Mahlzeiten beeinflussen Arbeitsleistung: Gemeinsam Essen macht schlampig

Steht eine Verhandlung an, sollte man vorher mit Freunden speisen. Wer hingegen sein Mittagessen alleine im Büro einnimmt, macht danach weniger Fehler.

Zusammen Essen: Das kann ja nicht gut für die Konzentration sein. Bild: ap

BERLIN taz | Welchen Effekt hat eine gemeinsame Mahlzeit? Wissenschaftler haben in einer Studie Veränderungen emotionaler und kognitiver Prozesse in Folge unterschiedlicher Essenssituationen untersucht – und Erstaunliches herausgefunden.

Anders als erwartet, stellten die Psychologen um Werner Sommer von der Humboldt Universität zu Berlin (HU) keine positive Änderung der Stimmung nach einem gemeinsamen Essen fest. Die Versuchspersonen schätzten sich nicht als besser gelaunt ein, dafür aber entspannter.

Ein weiterer Effekt war zu beobachten: Die Aufmerksamkeit für negative Emotionen anderer stieg. Das sei eine „gute Voraussetzung für jegliche Art sozialer Interaktionen“, sagt Birgit Stürmer, Co-Autorin der Studie. „Wenn soziales Geschick verlangt wird“, sollte man in Gemeinschaft speisen, zum Beispiel vor Besprechungen oder Verhandlungen.

Die gemeinsame Mahlzeit hat aber auch negative Folgen. Die Konzentrationsleistungen verschlechtern sich, da die kognitive Kontrolle (die Kontrolle der Informationsverarbeitung) reduziert wird. „Unsere Versuchspersonen waren etwas nachlässiger und laxer. Die Hirnstromkurven zeigen, dass Fehler weniger stark verarbeitet und eher hingenommen werden“, sagt Stürmer der taz.

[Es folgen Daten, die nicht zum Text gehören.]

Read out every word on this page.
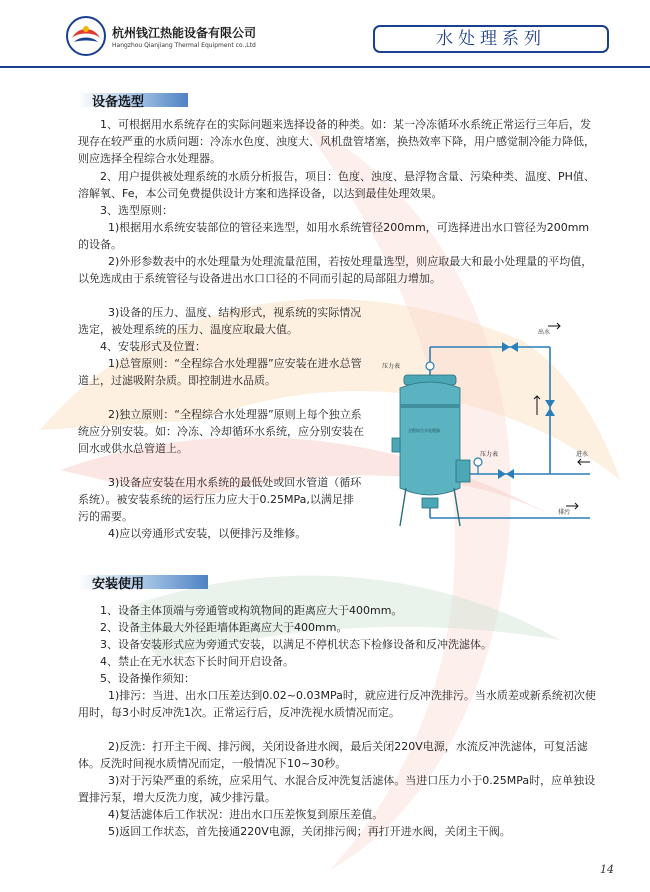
杭州钱江热能设备有限公司
Hangzhou Qianjiang Thermal Equipment co.,Ltd	水处理系列
设备选型

1、可根据用水系统存在的实际问题来选择设备的种类。如：某一冷冻循环水系统正常运行三年后，发现存在较严重的水质问题：冷冻水色度、浊度大、风机盘管堵塞，换热效率下降，用户感觉制冷能力降低，则应选择全程综合水处理器。

2、用户提供被处理系统的水质分析报告，项目：色度、浊度、悬浮物含量、污染种类、温度、PH值、溶解氧、Fe，本公司免费提供设计方案和选择设备，以达到最佳处理效果。

3、选型原则：

1)根据用水系统安装部位的管径来选型，如用水系统管径200mm，可选择进出水口管径为200mm的设备。

2)外形参数表中的水处理量为处理流量范围，若按处理量选型，则应取最大和最小处理量的平均值，以免选成由于系统管径与设备进出水口口径的不同而引起的局部阻力增加。

3)设备的压力、温度、结构形式，视系统的实际情况选定，被处理系统的压力、温度应取最大值。

4、安装形式及位置：

1)总管原则：“全程综合水处理器”应安装在进水总管道上，过滤吸附杂质。即控制进水品质。

2)独立原则：“全程综合水处理器”原则上每个独立系统应分别安装。如：冷冻、冷却循环水系统，应分别安装在回水或供水总管道上。

3)设备应安装在用水系统的最低处或回水管道（循环系统）。被安装系统的运行压力应大于0.25MPa,以满足排污的需要。

4)应以旁通形式安装，以便排污及维修。

出水
压力表
压力表	进水
排污
全程综合水处理器
安装使用

1、设备主体顶端与旁通管或构筑物间的距离应大于400mm。

2、设备主体最大外径距墙体距离应大于400mm。

3、设备安装形式应为旁通式安装，以满足不停机状态下检修设备和反冲洗滤体。

4、禁止在无水状态下长时间开启设备。

5、设备操作须知：

1)排污：当进、出水口压差达到0.02~0.03MPa时，就应进行反冲洗排污。当水质差或新系统初次使用时，每3小时反冲洗1次。正常运行后，反冲洗视水质情况而定。

2)反洗：打开主干阀、排污阀，关闭设备进水阀，最后关闭220V电源，水流反冲洗滤体，可复活滤体。反洗时间视水质情况而定，一般情况下10~30秒。

3)对于污染严重的系统，应采用气、水混合反冲洗复活滤体。当进口压力小于0.25MPa时，应单独设置排污泵，增大反洗力度，减少排污量。

4)复活滤体后工作状况：进出水口压差恢复到原压差值。

5)返回工作状态，首先接通220V电源，关闭排污阀；再打开进水阀，关闭主干阀。

14
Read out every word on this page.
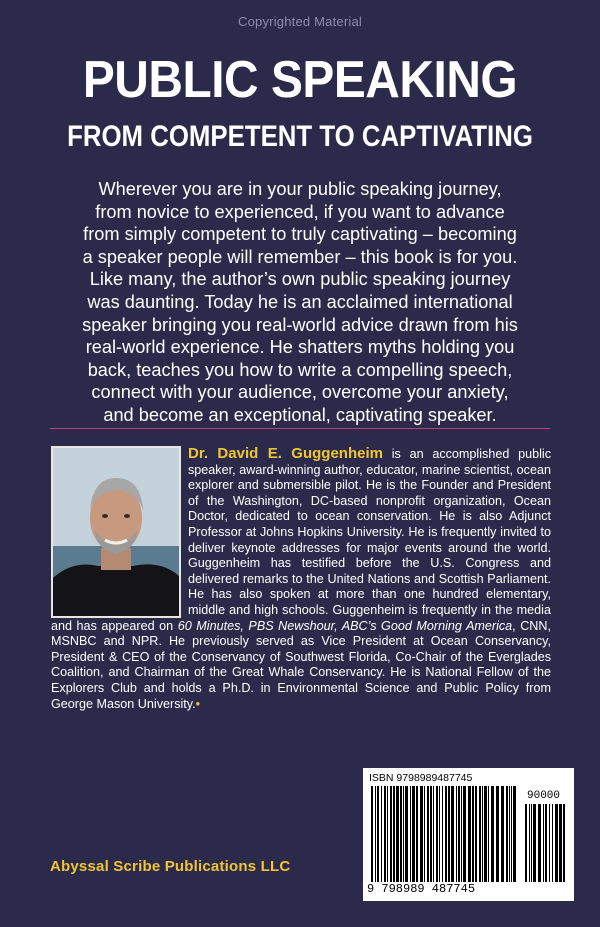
Copyrighted Material
PUBLIC SPEAKING
FROM COMPETENT TO CAPTIVATING
Wherever you are in your public speaking journey,
from novice to experienced, if you want to advance
from simply competent to truly captivating – becoming
a speaker people will remember – this book is for you.
Like many, the author’s own public speaking journey
was daunting. Today he is an acclaimed international
speaker bringing you real-world advice drawn from his
real-world experience. He shatters myths holding you
back, teaches you how to write a compelling speech,
connect with your audience, overcome your anxiety,
and become an exceptional, captivating speaker.
Dr. David E. Guggenheim is an accomplished public speaker, award-winning author, educator, marine scientist, ocean explorer and submersible pilot. He is the Founder and President of the Washington, DC-based nonprofit organization, Ocean Doctor, dedicated to ocean conservation. He is also Adjunct Professor at Johns Hopkins University. He is frequently invited to deliver keynote addresses for major events around the world. Guggenheim has testified before the U.S. Congress and delivered remarks to the United Nations and Scottish Parliament. He has also spoken at more than one hundred elementary, middle and high schools. Guggenheim is frequently in the media and has appeared on 60 Minutes, PBS Newshour, ABC’s Good Morning America, CNN, MSNBC and NPR. He previously served as Vice President at Ocean Conservancy, President & CEO of the Conservancy of Southwest Florida, Co-Chair of the Everglades Coalition, and Chairman of the Great Whale Conservancy. He is National Fellow of the Explorers Club and holds a Ph.D. in Environmental Science and Public Policy from George Mason University.•
Abyssal Scribe Publications LLC
ISBN 9798989487745
90000
9 798989 487745
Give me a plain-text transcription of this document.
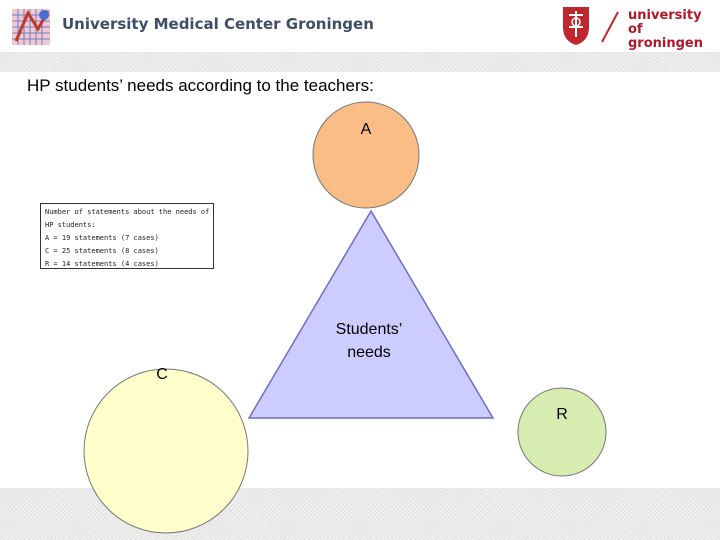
University Medical Center Groningen	university of
groningen
HP students’ needs according to the teachers:
A
C
Students’
needs
R
Number of statements about the needs of
HP students:
A = 19 statements (7 cases)
C = 25 statements (8 cases)
R = 14 statements (4 cases)
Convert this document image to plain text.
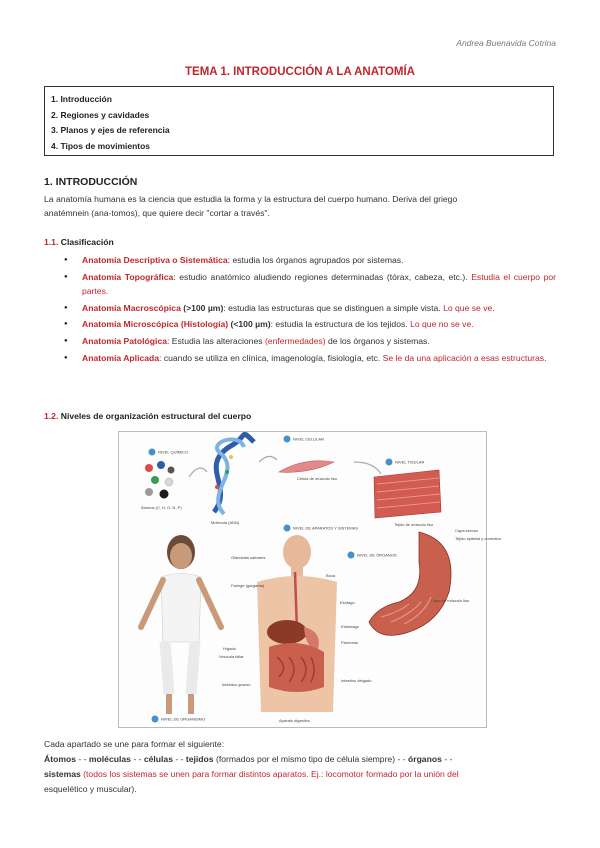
Andrea Buenavida Cotrina
TEMA 1. INTRODUCCIÓN A LA ANATOMÍA
1. Introducción
2. Regiones y cavidades
3. Planos y ejes de referencia
4. Tipos de movimientos
1. INTRODUCCIÓN
La anatomía humana es la ciencia que estudia la forma y la estructura del cuerpo humano. Deriva del griego
anatémnein (ana-tomos), que quiere decir "cortar a través".
1.1. Clasificación
● Anatomía Descriptiva o Sistemática: estudia los órganos agrupados por sistemas.
● Anatomía Topográfica: estudio anatómico aludiendo regiones determinadas (tórax, cabeza, etc.). Estudia el cuerpo por partes.
● Anatomía Macroscópica (>100 µm): estudia las estructuras que se distinguen a simple vista. Lo que se ve.
● Anatomía Microscópica (Histología) (<100 µm): estudia la estructura de los tejidos. Lo que no se ve.
● Anatomía Patológica: Estudia las alteraciones (enfermedades) de los órganos y sistemas.
● Anatomía Aplicada: cuando se utiliza en clínica, imagenología, fisiología, etc. Se le da una aplicación a esas estructuras.
1.2. Niveles de organización estructural del cuerpo
NIVEL QUÍMICO
Átomos (C, H, O, N, P)
Molécula (ADN)
NIVEL CELULAR
Célula de músculo liso
NIVEL TISULAR
Tejido de músculo liso
NIVEL DE APARATOS Y SISTEMAS
Glándulas salivales
Faringe (garganta)
Boca
Esófago
Estómago
Hígado
Vesícula biliar
Páncreas
Intestino delgado
Intestino grueso
Aparato digestivo
NIVEL DE ÓRGANOS
Capa serosa
Tejido epitelial y conectivo
Capa de músculo liso
NIVEL DE ORGANISMO
Cada apartado se une para formar el siguiente:
Átomos - - moléculas - - células - - tejidos (formados por el mismo tipo de célula siempre) - - órganos - -
sistemas (todos los sistemas se unen para formar distintos aparatos. Ej.: locomotor formado por la unión del
esquelético y muscular).
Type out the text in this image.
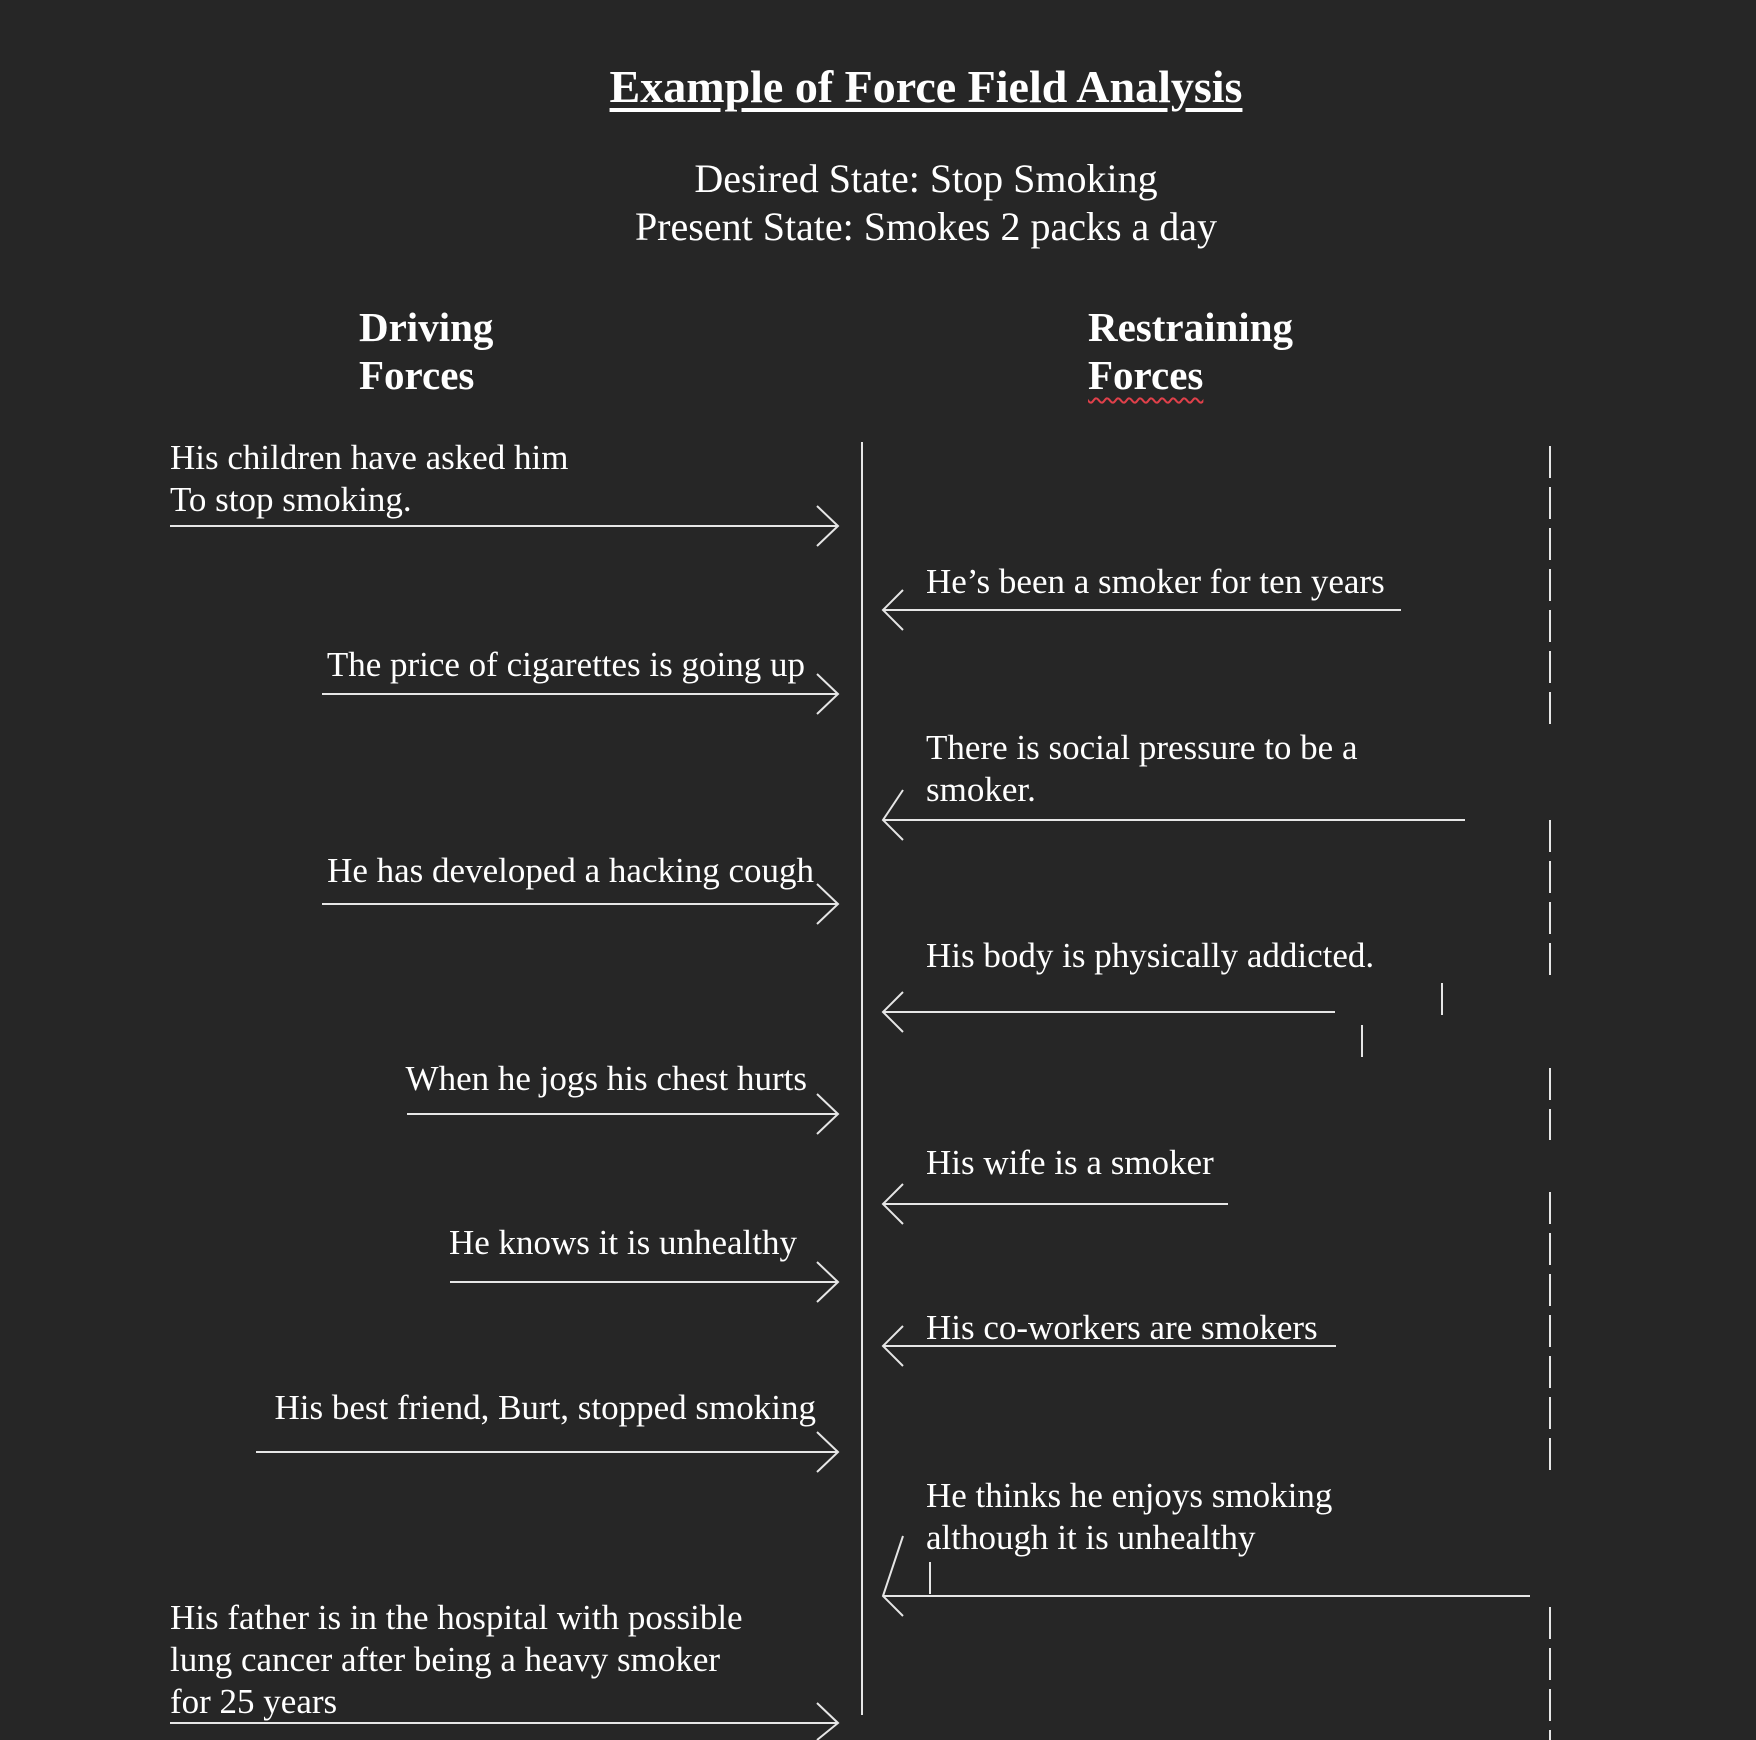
Example of Force Field Analysis
Desired State: Stop Smoking
Present State: Smokes 2 packs a day
Driving
Forces
Restraining
Forces
His children have asked him
To stop smoking.
The price of cigarettes is going up
He has developed a hacking cough
When he jogs his chest hurts
He knows it is unhealthy
His best friend, Burt, stopped smoking
His father is in the hospital with possible
lung cancer after being a heavy smoker
for 25 years
He’s been a smoker for ten years
There is social pressure to be a
smoker.
His body is physically addicted.
His wife is a smoker
His co-workers are smokers
He thinks he enjoys smoking
although it is unhealthy
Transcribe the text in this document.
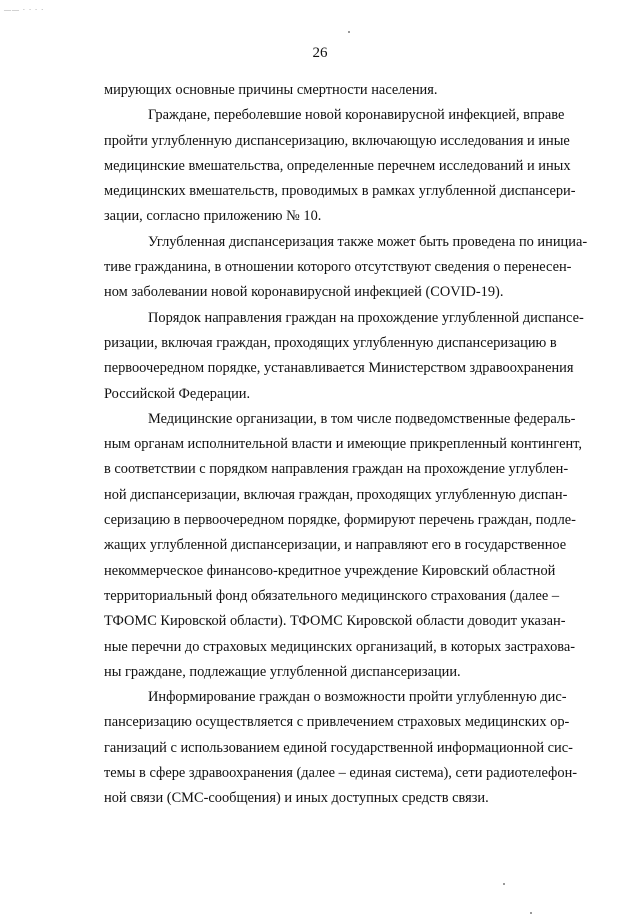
—— · · · ·
26
мирующих основные причины смертности населения.
Граждане, переболевшие новой коронавирусной инфекцией, вправе
пройти углубленную диспансеризацию, включающую исследования и иные
медицинские вмешательства, определенные перечнем исследований и иных
медицинских вмешательств, проводимых в рамках углубленной диспансери-
зации, согласно приложению № 10.
Углубленная диспансеризация также может быть проведена по инициа-
тиве гражданина, в отношении которого отсутствуют сведения о перенесен-
ном заболевании новой коронавирусной инфекцией (COVID-19).
Порядок направления граждан на прохождение углубленной диспансе-
ризации, включая граждан, проходящих углубленную диспансеризацию в
первоочередном порядке, устанавливается Министерством здравоохранения
Российской Федерации.
Медицинские организации, в том числе подведомственные федераль-
ным органам исполнительной власти и имеющие прикрепленный контингент,
в соответствии с порядком направления граждан на прохождение углублен-
ной диспансеризации, включая граждан, проходящих углубленную диспан-
серизацию в первоочередном порядке, формируют перечень граждан, подле-
жащих углубленной диспансеризации, и направляют его в государственное
некоммерческое финансово-кредитное учреждение Кировский областной
территориальный фонд обязательного медицинского страхования (далее –
ТФОМС Кировской области). ТФОМС Кировской области доводит указан-
ные перечни до страховых медицинских организаций, в которых застрахова-
ны граждане, подлежащие углубленной диспансеризации.
Информирование граждан о возможности пройти углубленную дис-
пансеризацию осуществляется с привлечением страховых медицинских ор-
ганизаций с использованием единой государственной информационной сис-
темы в сфере здравоохранения (далее – единая система), сети радиотелефон-
ной связи (СМС-сообщения) и иных доступных средств связи.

Restaurant oder Schreibtisch

Für die Studie wurden 32 weibliche Versuchspersonen getestet. Sie nahmen ihr Mittagessen entweder alleine am Arbeitsplatz im Büro ein oder mit einer Freundin im Restaurant. Im Anschluss an die jeweilige Mahlzeit wurde deren Wirkung auf die emotionale Stimmung der Probandin per Fragebogen, und auf die Wahrnehmung per EEG (Hirnstrom-Messung) und Reaktionszeit-Test untersucht.

„Ich würde erwarten, dass die Befunde sich in bestimmte Arbeitsverhältnisse übertragen lassen“, sagt Studienleiter Sommer. Wer effizient arbeiten wolle, für den sei „ein gemeinsames Mittagessen eher ungünstig“. Auch Stürmer folgert, eine kurze Essenspause im Büro sei ratsamer als der Restaurantbesuch, wenn man am Nachmittag exakt und mit viel Aufmerksamkeit arbeiten müsse. Ob sich die Empfehlung einer Mittagspause am Arbeitsplatz mit dem Betriebsverfassungsgesetz deckt, ist jedoch fraglich.

Die Erkenntnisse der HU-Studie, die erstmals wissenschaftlich die psychologischen Folgen unterschiedlicher Essenssituationen untersuchte, sind in der aktuellen Ausgabe der Fachzeitschrift PloS One erschienen. Welchen Einfluss die unterschiedlichen Essenssituationen auf die Gesundheit haben, wurde nicht erfasst.

Die Ergebnisse der Pilotstudie sollen vertieft werden, sagt Stürmer. Die Wissenschaftler wollen erneut Aufmerksamkeit, Konzentration und Empfindsamkeit gegenüber anderen Menschen messen. Den aktuellen Ergebnissen folgend, werden zusätzlich Auswirkungen auf soziale Kooperationen untersucht.